Lunney suggested that the music industry might provide photographers with a path forward. When record labels couldn’t stop illegal downloads, they pivoted to iTunes and then streaming services such as Spotify. “There’s not much reason to engage in file-sharing for music anymore,” he said.
Trust said he’s been approached about creating a similar model for photography, but he doesn’t think it’s workable. “That’s not the way the photographic market works,” he said. “I can’t negotiate for all of our members and determine what their prices will be.”
The disconnect, he said, is that people feel entitled to use photographers’ work for free. “Somehow, photographers sometimes end up looking like the bad guy.
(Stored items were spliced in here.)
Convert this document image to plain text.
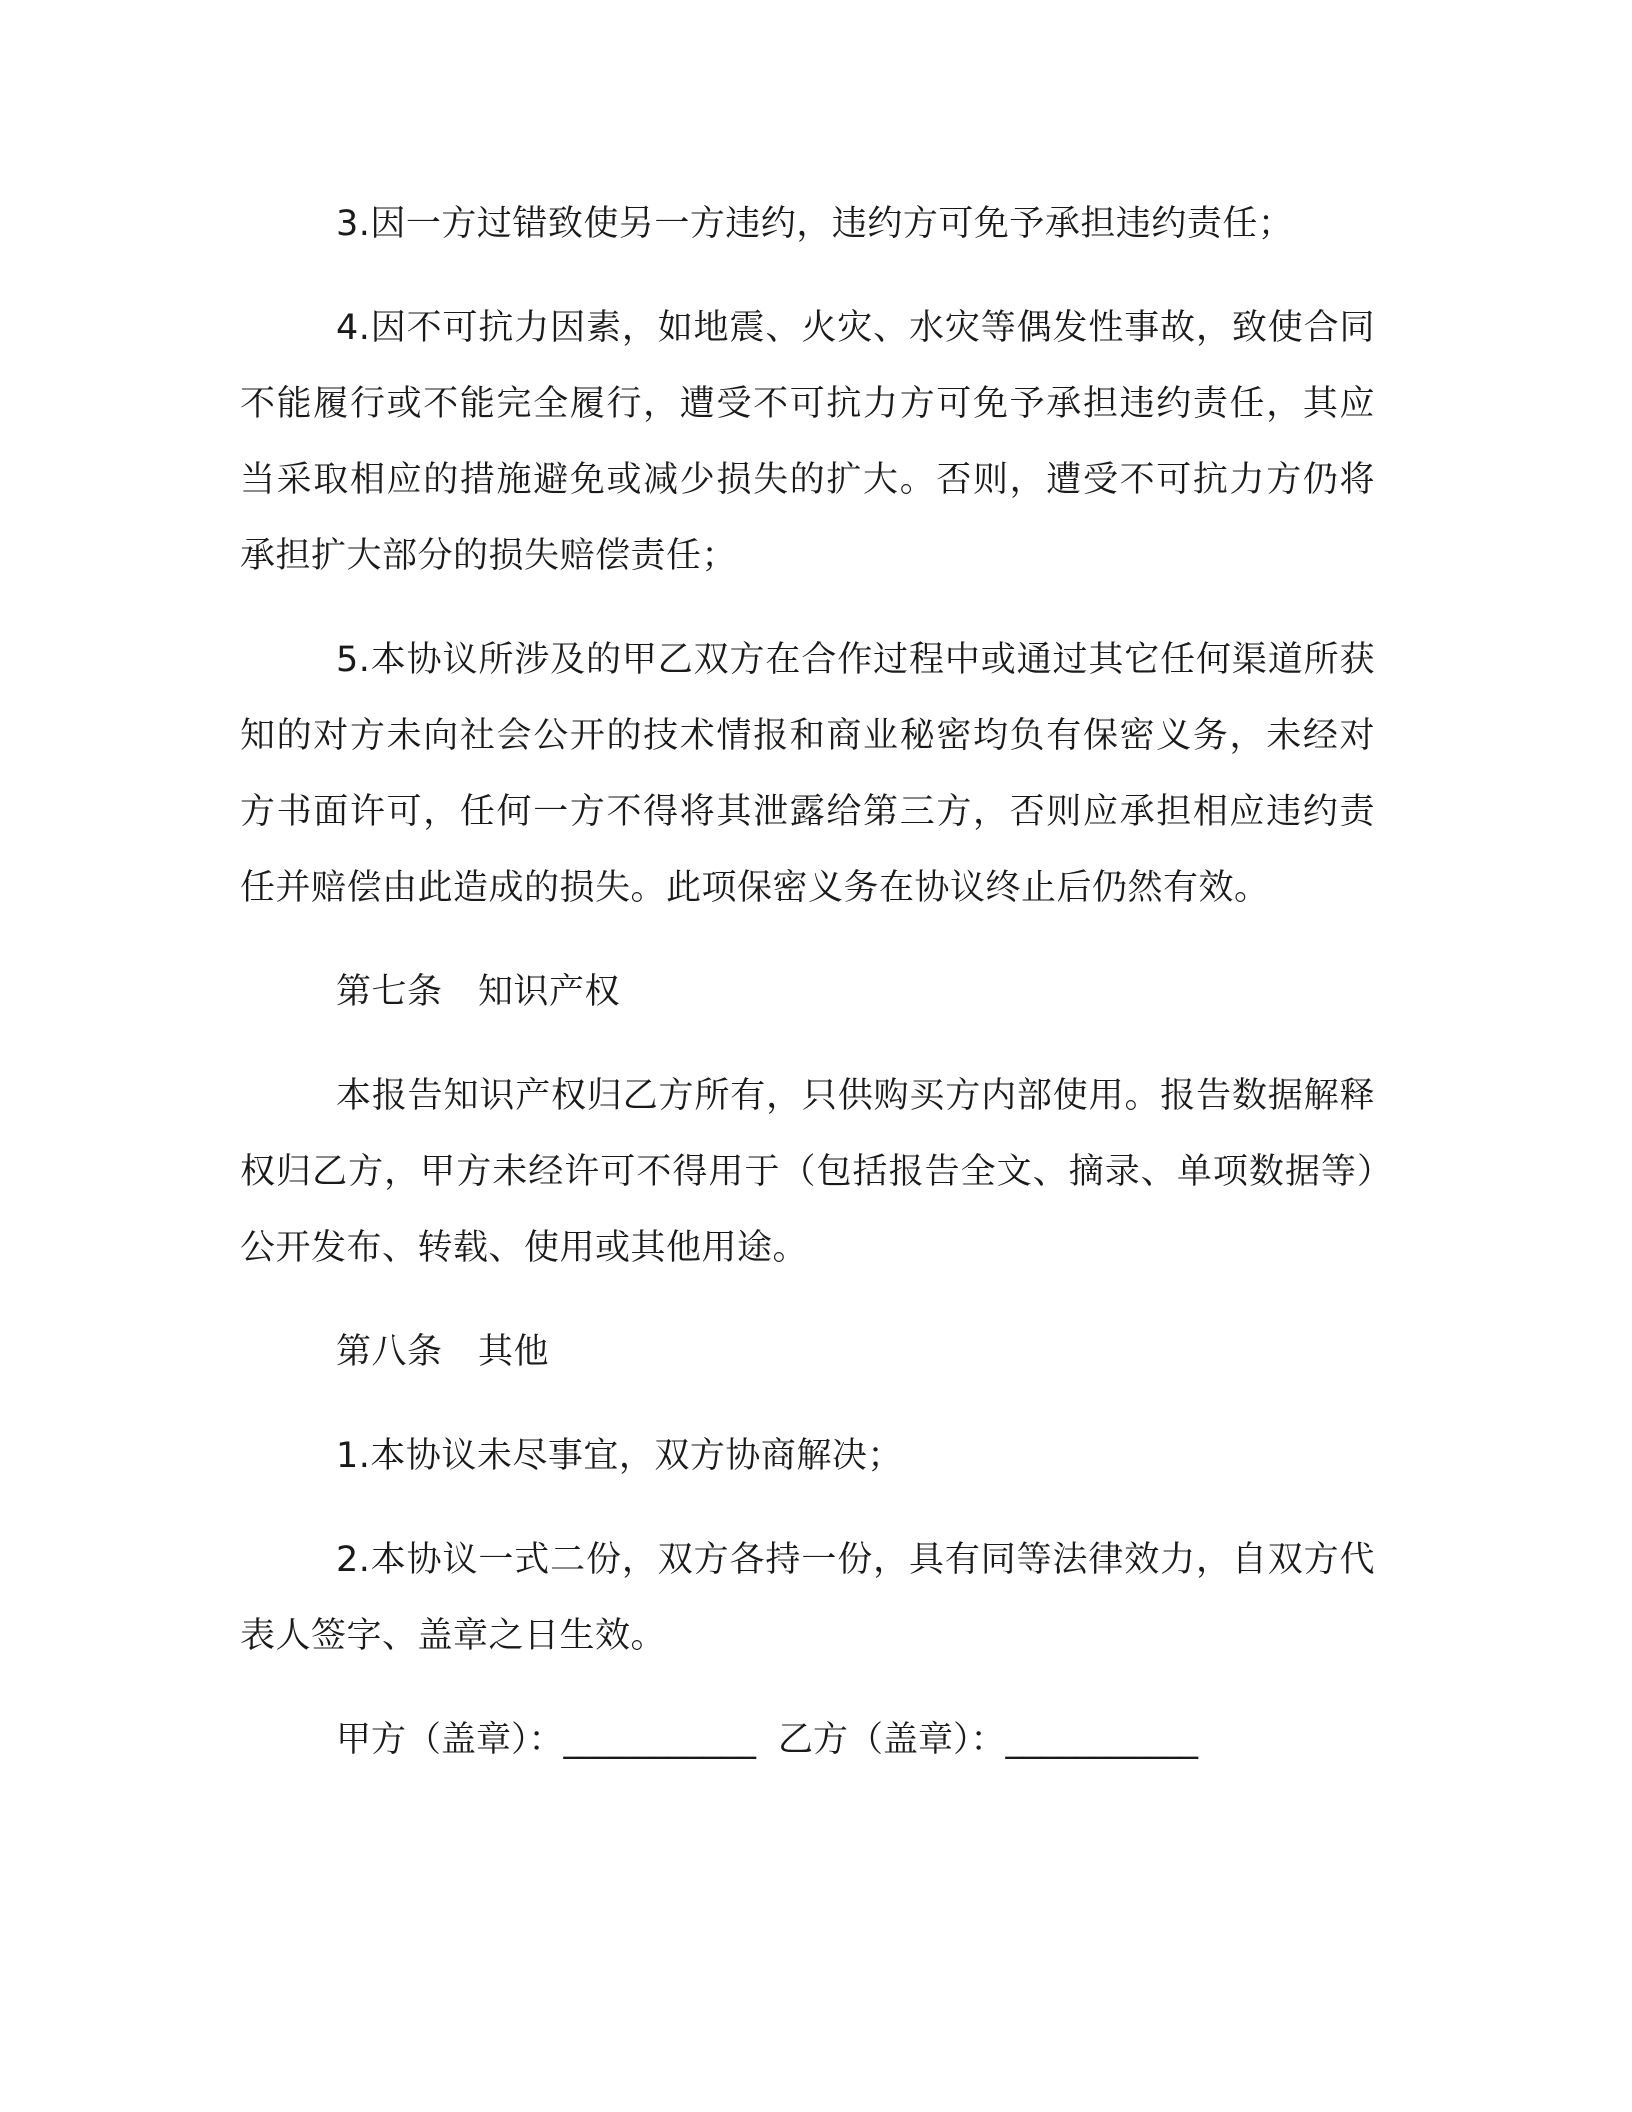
3.因一方过错致使另一方违约，违约方可免予承担违约责任；

4.因不可抗力因素，如地震、火灾、水灾等偶发性事故，致使合同不能履行或不能完全履行，遭受不可抗力方可免予承担违约责任，其应当采取相应的措施避免或减少损失的扩大。否则，遭受不可抗力方仍将承担扩大部分的损失赔偿责任；

5.本协议所涉及的甲乙双方在合作过程中或通过其它任何渠道所获知的对方未向社会公开的技术情报和商业秘密均负有保密义务，未经对方书面许可，任何一方不得将其泄露给第三方，否则应承担相应违约责任并赔偿由此造成的损失。此项保密义务在协议终止后仍然有效。

第七条　知识产权

本报告知识产权归乙方所有，只供购买方内部使用。报告数据解释权归乙方，甲方未经许可不得用于（包括报告全文、摘录、单项数据等）公开发布、转载、使用或其他用途。

第八条　其他

1.本协议未尽事宜，双方协商解决；

2.本协议一式二份，双方各持一份，具有同等法律效力，自双方代表人签字、盖章之日生效。

甲方（盖章）：___________ 乙方（盖章）：___________
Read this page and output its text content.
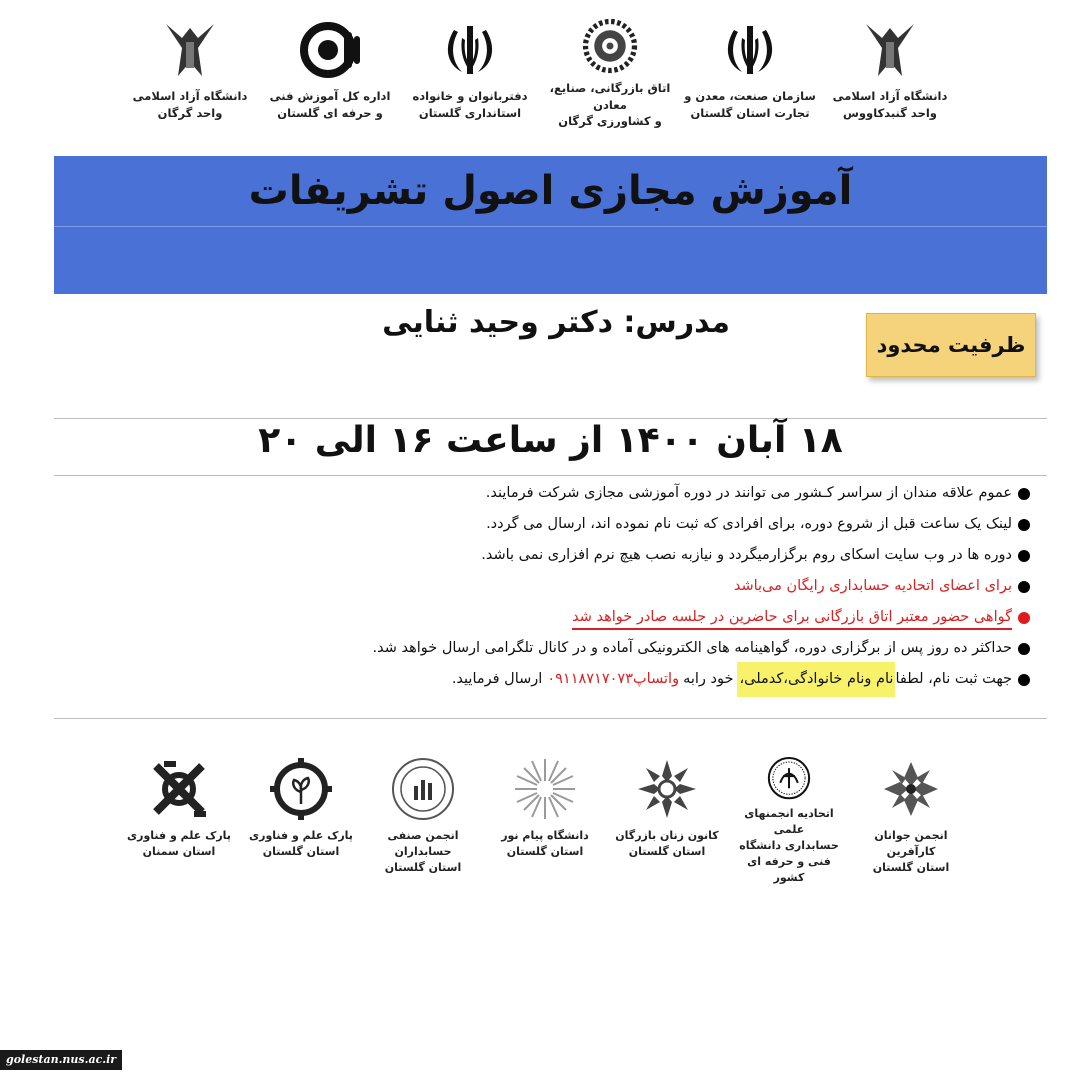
دانشگاه آزاد اسلامی
واحد گنبدکاووس
سازمان صنعت، معدن و
تجارت استان گلستان
اتاق بازرگانی، صنایع، معادن
و کشاورزی گرگان
دفتربانوان و خانواده
استانداری گلستان
اداره کل آموزش فنی
و حرفه ای گلستان
دانشگاه آزاد اسلامی
واحد گرگان
آموزش مجازی اصول تشریفات
مدرس: دکتر وحید ثنایی
ظرفیت محدود
۱۸ آبان ۱۴۰۰ از ساعت ۱۶ الی ۲۰
عموم علاقه مندان از سراسر کـشور می توانند در دوره آموزشی مجازی شرکت فرمایند.
لینک یک ساعت قبل از شروع دوره، برای افرادی که ثبت نام نموده اند، ارسال می گردد.
دوره ها در وب سایت اسکای روم برگزارمیگردد و نیازبه نصب هیچ نرم افزاری نمی باشد.
برای اعضای اتحادیه حسابداری رایگان می‌باشد
گواهی حضور معتبر اتاق بازرگانی برای حاضرین در جلسه صادر خواهد شد
حداکثر ده روز پس از برگزاری دوره، گواهینامه های الکترونیکی آماده و در کانال تلگرامی ارسال خواهد شد.
جهت ثبت نام، لطفا
نام ونام خانوادگی،کدملی،
خود رابه
واتساپ۰۹۱۱۸۷۱۷۰۷۳
ارسال فرمایید.
انجمن جوانان کارآفرین
استان گلستان
اتحادیه انجمنهای علمی
حسابداری دانشگاه
فنی و حرفه ای کشور
کانون زنان بازرگان
استان گلستان
دانشگاه پیام نور
استان گلستان
انجمن صنفی حسابداران
استان گلستان
پارک علم و فناوری
استان گلستان
پارک علم و فناوری
استان سمنان
golestan.nus.ac.ir
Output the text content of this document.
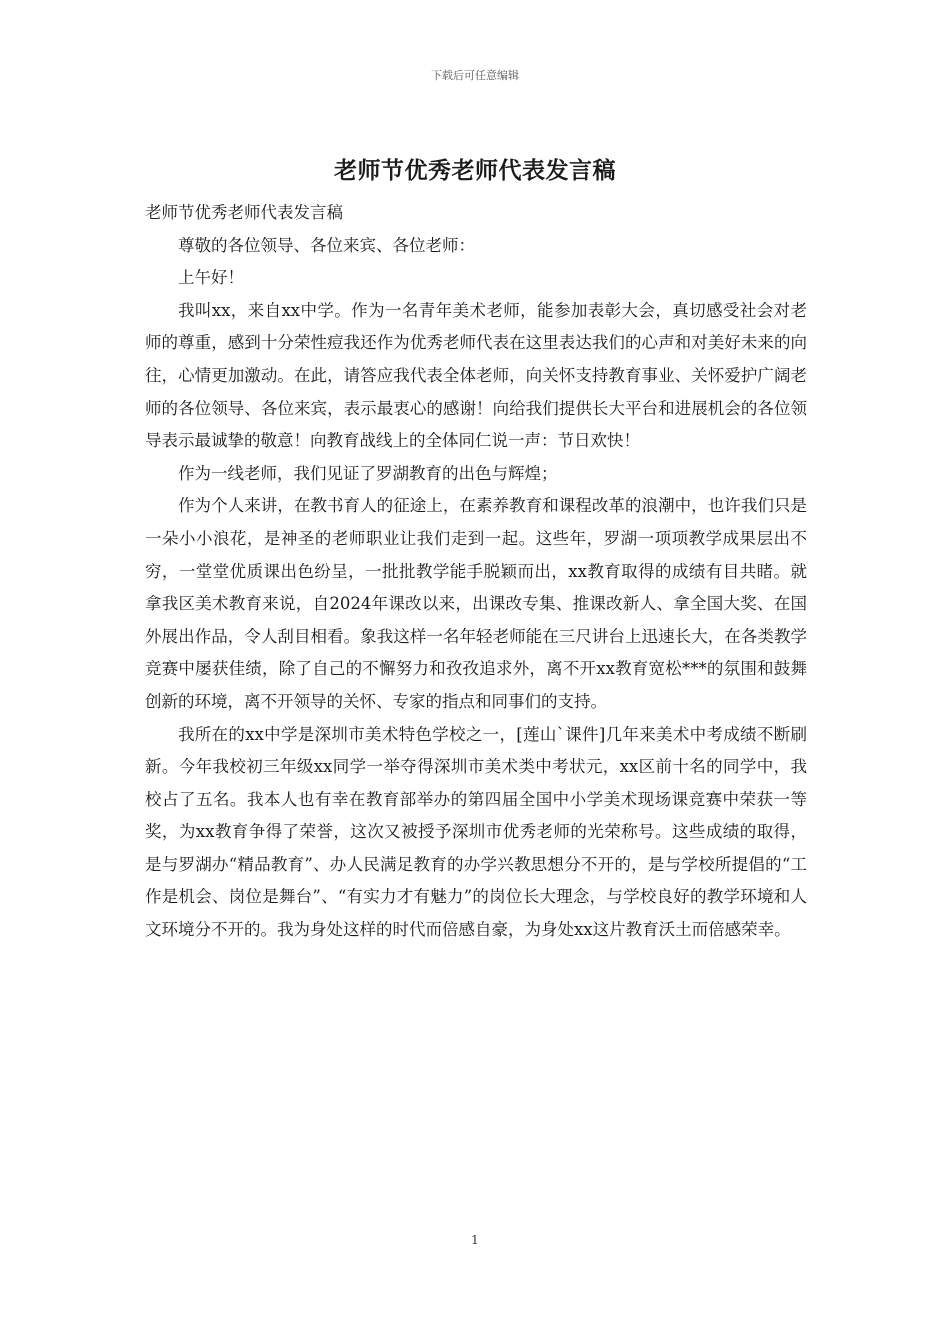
下载后可任意编辑
老师节优秀老师代表发言稿

老师节优秀老师代表发言稿

尊敬的各位领导、各位来宾、各位老师：

上午好！

我叫xx，来自xx中学。作为一名青年美术老师，能参加表彰大会，真切感受社会对老师的尊重，感到十分荣性痘我还作为优秀老师代表在这里表达我们的心声和对美好未来的向往，心情更加激动。在此，请答应我代表全体老师，向关怀支持教育事业、关怀爱护广阔老师的各位领导、各位来宾，表示最衷心的感谢！向给我们提供长大平台和进展机会的各位领导表示最诚挚的敬意！向教育战线上的全体同仁说一声：节日欢快！

作为一线老师，我们见证了罗湖教育的出色与辉煌；

作为个人来讲，在教书育人的征途上，在素养教育和课程改革的浪潮中，也许我们只是一朵小小浪花，是神圣的老师职业让我们走到一起。这些年，罗湖一项项教学成果层出不穷，一堂堂优质课出色纷呈，一批批教学能手脱颖而出，xx教育取得的成绩有目共睹。就拿我区美术教育来说，自2024年课改以来，出课改专集、推课改新人、拿全国大奖、在国外展出作品，令人刮目相看。象我这样一名年轻老师能在三尺讲台上迅速长大，在各类教学竞赛中屡获佳绩，除了自己的不懈努力和孜孜追求外，离不开xx教育宽松***的氛围和鼓舞创新的环境，离不开领导的关怀、专家的指点和同事们的支持。

我所在的xx中学是深圳市美术特色学校之一，[莲山`课件]几年来美术中考成绩不断刷新。今年我校初三年级xx同学一举夺得深圳市美术类中考状元，xx区前十名的同学中，我校占了五名。我本人也有幸在教育部举办的第四届全国中小学美术现场课竞赛中荣获一等奖，为xx教育争得了荣誉，这次又被授予深圳市优秀老师的光荣称号。这些成绩的取得，是与罗湖办“精品教育”、办人民满足教育的办学兴教思想分不开的，是与学校所提倡的“工作是机会、岗位是舞台”、“有实力才有魅力”的岗位长大理念，与学校良好的教学环境和人文环境分不开的。我为身处这样的时代而倍感自豪，为身处xx这片教育沃土而倍感荣幸。

1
I don’t get that.”
Amid this impasse, experts say more federal judges—not just Reidinger—are eyeing high-volume copyright plaintiffs skeptically and limiting verdicts to three to five times the copyright holder’s actual losses.
That dynamic might embolden alleged infringers. (As of July 1, 12 of the 31 lawsuits Oppenheimer filed in 2022 haven’t been settled.) But judges have a lot of discretion, and outcomes vary. Ultimately, most defendants have no choice but to pay, Stipkala says.
“It’s kind of a mess,” he said. “Your damages are going to be $3,000—or $150,000. It’s a very scary moment. So then you call up your friendly neighborhood copyright attorney and ask, ‘How much does it cost to defend this?’ And the friendly neighborhood copyright attorney says it’s going to cost tens of thousands, even hundreds of thousands of dollars to defend. Who the heck has that?”
‘He Hit Everybody’
Four months after he settled with Liz Shirley, Oppenheimer sued her employer, Carolina Sun Properties LLC, over the same photo of Wild Dunes Resort, which it had posted on its website. Carolina Sun owner Sean Leighton said the company’s insurer settled in February 2018 for “$17,000 or some ridiculous number.”
Ben Schuyler, Carolina Sun’s managing broker, had been through it before. Oppenheimer had sued his previous employer in 2014, as well as two other real estate firms in the Charleston area. Oppenheimer went on to sue several more, court records show.
“He hit everybody,” Leighton said. “He was very good at it. We learned a lesson. People became a lot more cautious.”
They said Carolina Sun and other Charleston real estate agencies have become fastidious about obtaining permission to use photos. That’s a point for the argument that statutory damages deter infringement.
But Leighton and Schuyler don’t believe Oppenheimer is doing a public service.
“It was clearly a business he was running for the purpose of screwing people,” Schuyler said.